On January 1, 2024, a new piece of federal legislation came into effect that creates new (and potentially complex) reporting requirements for many types of business entities created in the Commonwealth of Kentucky.
The Corporate Transparency Act (CTA) imposes new information reporting obligations on business entities such as corporations (including S-Corporations), LLCs, limited partnerships, and LLPs among others. Beginning on January 1, 2024, such “reporting companies” will have to disclose personal information about 1) the company itself; 2) the “beneficial owners” of such company (referred to as “Beneficial Ownership Information” or “BOI”); and 3) the “company applicants” who filed the initial applications with the Secretary of State to formally establish or register the company. For reporting companies formed prior to January 1, 2024, they will have one year (until January 1, 2025) to file the initial BOI report. For all reporting companies formed on or after January 1, 2024, the company has 90 days after the date it receives notice from the Secretary of State that its creation has become effective to file its initial BOI report. And prospectively, for any reporting company formed on or after January 1, 2025, the company will only have 30 days after receiving notice from the Secretary of State to file its BOI report.

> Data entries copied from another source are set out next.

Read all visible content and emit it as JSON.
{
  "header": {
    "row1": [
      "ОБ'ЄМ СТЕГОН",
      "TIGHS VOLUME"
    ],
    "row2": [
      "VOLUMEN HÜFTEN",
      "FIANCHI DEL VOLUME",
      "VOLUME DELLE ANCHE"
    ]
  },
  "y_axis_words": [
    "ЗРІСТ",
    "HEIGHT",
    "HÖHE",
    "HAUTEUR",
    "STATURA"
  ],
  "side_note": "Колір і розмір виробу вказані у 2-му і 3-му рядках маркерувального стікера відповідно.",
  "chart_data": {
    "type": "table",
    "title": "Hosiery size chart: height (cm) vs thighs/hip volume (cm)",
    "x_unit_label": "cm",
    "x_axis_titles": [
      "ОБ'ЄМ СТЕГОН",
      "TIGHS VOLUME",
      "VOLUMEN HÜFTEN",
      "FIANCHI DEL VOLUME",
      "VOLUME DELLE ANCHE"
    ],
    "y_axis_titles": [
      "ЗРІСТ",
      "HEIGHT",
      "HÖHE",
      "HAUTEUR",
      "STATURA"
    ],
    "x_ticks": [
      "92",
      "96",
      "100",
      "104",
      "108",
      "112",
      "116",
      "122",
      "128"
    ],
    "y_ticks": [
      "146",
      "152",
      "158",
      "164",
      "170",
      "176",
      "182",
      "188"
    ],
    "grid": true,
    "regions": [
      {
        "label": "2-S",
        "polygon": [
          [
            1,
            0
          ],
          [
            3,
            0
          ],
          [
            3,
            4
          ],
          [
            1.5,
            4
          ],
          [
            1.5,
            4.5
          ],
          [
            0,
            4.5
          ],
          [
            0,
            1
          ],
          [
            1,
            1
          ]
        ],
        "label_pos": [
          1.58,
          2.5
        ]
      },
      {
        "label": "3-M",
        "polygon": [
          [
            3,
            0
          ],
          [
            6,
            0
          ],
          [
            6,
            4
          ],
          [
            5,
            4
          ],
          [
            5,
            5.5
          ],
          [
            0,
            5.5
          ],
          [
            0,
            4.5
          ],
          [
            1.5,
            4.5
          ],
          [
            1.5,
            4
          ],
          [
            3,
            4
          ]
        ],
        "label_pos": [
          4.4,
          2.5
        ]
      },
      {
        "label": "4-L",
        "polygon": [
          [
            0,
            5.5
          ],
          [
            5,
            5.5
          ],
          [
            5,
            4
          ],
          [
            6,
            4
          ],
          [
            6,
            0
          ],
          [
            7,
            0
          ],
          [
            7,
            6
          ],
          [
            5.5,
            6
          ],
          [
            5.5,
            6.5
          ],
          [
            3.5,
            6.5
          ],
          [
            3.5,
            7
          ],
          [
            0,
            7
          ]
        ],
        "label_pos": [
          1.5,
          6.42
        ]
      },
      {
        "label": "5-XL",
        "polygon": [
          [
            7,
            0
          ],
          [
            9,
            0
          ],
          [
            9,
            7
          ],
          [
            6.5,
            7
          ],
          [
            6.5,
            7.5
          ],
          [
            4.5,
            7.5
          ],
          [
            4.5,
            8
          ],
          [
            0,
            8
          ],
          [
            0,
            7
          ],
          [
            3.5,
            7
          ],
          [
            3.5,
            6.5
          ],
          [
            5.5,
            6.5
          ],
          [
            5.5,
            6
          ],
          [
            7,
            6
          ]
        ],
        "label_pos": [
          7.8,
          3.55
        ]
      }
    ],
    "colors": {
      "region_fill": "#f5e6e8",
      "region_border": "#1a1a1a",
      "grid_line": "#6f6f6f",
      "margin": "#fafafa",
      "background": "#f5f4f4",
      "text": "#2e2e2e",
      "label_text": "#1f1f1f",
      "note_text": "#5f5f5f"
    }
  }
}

Failure to abide by these new reporting requirements can result in significant civil penalties, including a failure to comply penalty of $500-per-day for each day beyond the required filing deadline, as well as potential criminal penalties. The purpose for such a reporting regime and harsh penalties is to help the Department of Treasury’s Financial Crimes Enforcement Network (FinCEN) crack down on the use of shell companies for conducting fraudulent transactions and engaging in illicit or criminal enterprises.
Why does this matter to estate planning? Envision this commonplace scenario: Husband and Wife, both in their mid-50s set up an appointment to discuss putting an estate plan into place. Husband and Wife have 2 college-age children; both Husband and Wife work full-time jobs and each have multiple tax-deferred retirement accounts; Husband and Wife own their personal residence jointly with right of survivorship; and to supplement their income, Husband and Wife purchase 3 single-family rental properties through an LLC that they set up in 2018, with Husband and Wife both listed as members of the LLC. Lastly, Husband and Wife have expressed worry about their children having to deal with the cost and duration of probate in Kentucky. On first impression, a revocable living trust appears to be a good fit to satisfy their goals. Seems like a pretty straightforward example, doesn’t it?
It is, but now with an asterisk. The LLC that Husband and Wife set up back in 2018 – it is a “reporting company” under the terms of the CTA. As members of the LLC, Husband and Wife are responsible for ensuring that the LLC satisfies the CTA reporting requirements by filing the LLC’s BOI report by January 1, 2025. But, in order to appropriately fund their new revocable living trust to meet their goal of avoiding probate, Husband and Wife will need to name the revocable living trust as the owner of the LLC’s membership interests – the trust becomes the beneficial owner of the LLC. As soon as that happens, the CTA reporting requirement is now entangled with Husband and Wife’s estate plan. The trustee(s) – and potentially the beneficiaries – of the revocable living trust are now subject to having their personal information disclosed as part of the LLC’s BOI report. This may not change the outcome of their estate planning goals, but it does add another wrinkle that estate planners will need to consider within their decision-making matrix. This is especially important because it is not hard to imagine how more complex estate planning scenarios than the one outlined above, where a series of trusts and multiple small businesses that meet the definition of a “reporting company” can simultaneously expand and obscure exactly who is the beneficial owner of the reporting company, whose BOI must be disclosed, and who should ultimately be responsible for ensuring the appropriate information is reported.
Because these new reporting requirements under the Corporate Transparency Act can quickly become complex where trusts are involved, and because the penalties can be very harsh, it is critically important for estate planners to be aware of and discuss the CTA when meeting with clients who are considering the use of trusts as part of their estate plan. Estate planners must be able to identify when estate planning techniques will create or change the beneficial ownership of a reporting company, thus affecting BOI reporting under the CTA, and be able to effectively communicate with the client as to the necessary steps they should take to comply with the law. As always, it is good practice to communicate to estate planning clients that they should contact their tax advisors and any legal counsel that were engaged for the purpose of establishing a business entity to determine whether such entity meets the definitions of a “reporting company” under the CTA, as well as to confirm that such reporting requirements and deadlines are being satisfied.